Why the metro matters
The cost of building metro systems and factoring in demand for 20 years is vital
Amidst a tussle between the Delhi Government and the Union Ministry of Urban Development over the metro rail fare hike, commuters in the national capital faced the reality on Tuesday morning as the Delhi Metro Rail Corporation (DMRC) fare hike came into effect. Whether or not the metro fare hike is justified is a matter that can be debated endlessly, and there are arguments to be made on both sides. But an important aspect seems to have skipped the attention of the anti-fare hike brigade which is that the Delhi Metro has been under severe financial stress directly impacting expansion and enhanced infrastructure plans. There is no free lunch and before DMRC is pushed down the path of other ailing public sector mass transport undertakings due to competitive populism, a note of caution is necessary. Surely, our collective memory is not so short that we have forgotten the bad old days of DTC?

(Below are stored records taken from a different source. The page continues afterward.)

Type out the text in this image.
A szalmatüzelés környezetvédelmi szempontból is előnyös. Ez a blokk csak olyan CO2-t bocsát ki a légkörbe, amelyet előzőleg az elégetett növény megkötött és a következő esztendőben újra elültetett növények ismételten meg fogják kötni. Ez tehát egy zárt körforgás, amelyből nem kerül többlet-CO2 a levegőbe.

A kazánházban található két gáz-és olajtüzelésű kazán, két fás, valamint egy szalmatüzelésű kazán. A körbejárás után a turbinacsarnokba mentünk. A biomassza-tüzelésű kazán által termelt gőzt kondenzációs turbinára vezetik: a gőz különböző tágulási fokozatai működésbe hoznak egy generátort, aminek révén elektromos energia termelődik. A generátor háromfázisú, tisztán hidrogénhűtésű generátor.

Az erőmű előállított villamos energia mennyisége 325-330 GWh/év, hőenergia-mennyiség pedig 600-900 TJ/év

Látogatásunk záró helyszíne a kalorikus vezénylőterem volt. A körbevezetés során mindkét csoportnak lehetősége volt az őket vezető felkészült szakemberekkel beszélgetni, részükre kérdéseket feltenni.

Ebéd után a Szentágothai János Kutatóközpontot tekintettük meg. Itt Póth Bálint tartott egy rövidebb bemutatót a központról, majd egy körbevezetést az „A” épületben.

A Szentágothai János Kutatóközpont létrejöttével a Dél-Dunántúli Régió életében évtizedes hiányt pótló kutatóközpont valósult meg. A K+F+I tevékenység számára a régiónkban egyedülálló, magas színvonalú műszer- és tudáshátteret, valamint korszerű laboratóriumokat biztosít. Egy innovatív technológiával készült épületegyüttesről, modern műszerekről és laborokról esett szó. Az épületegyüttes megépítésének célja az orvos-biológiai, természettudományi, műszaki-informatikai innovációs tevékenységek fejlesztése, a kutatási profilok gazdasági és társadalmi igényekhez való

This unseemly politicisation of the fare hike does not bode well for the Delhi metro which, with its remarkable construction schedule and in the main timely implementation led to a rush among other Indian cities to build their own rapid transit systems. The sleek Delhi Metro has changed the way we travel — it is one of the fastest, safest and most convenient modes of public transport and women have been especially empowered by its operations. Female commuters feel much safer in metro compartments than on the streets of the Capital. Office-goers, and students have access to mobility like never before and an economy of scale is now a reality to which the metro too has contributed. It is indeed remarkable that starting off with the launch of Phases I and II in 2002, the metro is now in Phase IV, which will further help connectivity to and from some of the most poorly connected and far-flung areas of the NCR. It’s distressing that despite making massive strides, the metro is struggling to make money — it is running under a severe debt crisis, its infrastructure is showing signs of serious wear and tear and has failed to keep pace with requirements. The cost of building metro systems in expansion mode and factoring in demand over the next 20 years is also immense. It is here that the fare price matters. Yes, it should be a fair price but the monies earned from tickets come as a boon for the DMRC as it helps them with net revenues. Naturally, the flip side is that such hikes hurt commuters. But the metro is not and arguably cannot be a free ride. The present hike, which ranges from a minimum of two rupees to Rs 20 at the maximum, will almost double the passenger fare, which is a blow to commuters' budgets. Also, there are charges of the arbitrary manner in which the fare hike has been implemented. Between 2009 and 2016, for example, there was no revision of fares. And now this whopper. Surely, the need is to have a rational fare hike system that can, perhaps, be effected efficiently and transparently on an yearly basis so that the burden does not fall on commuters at one go.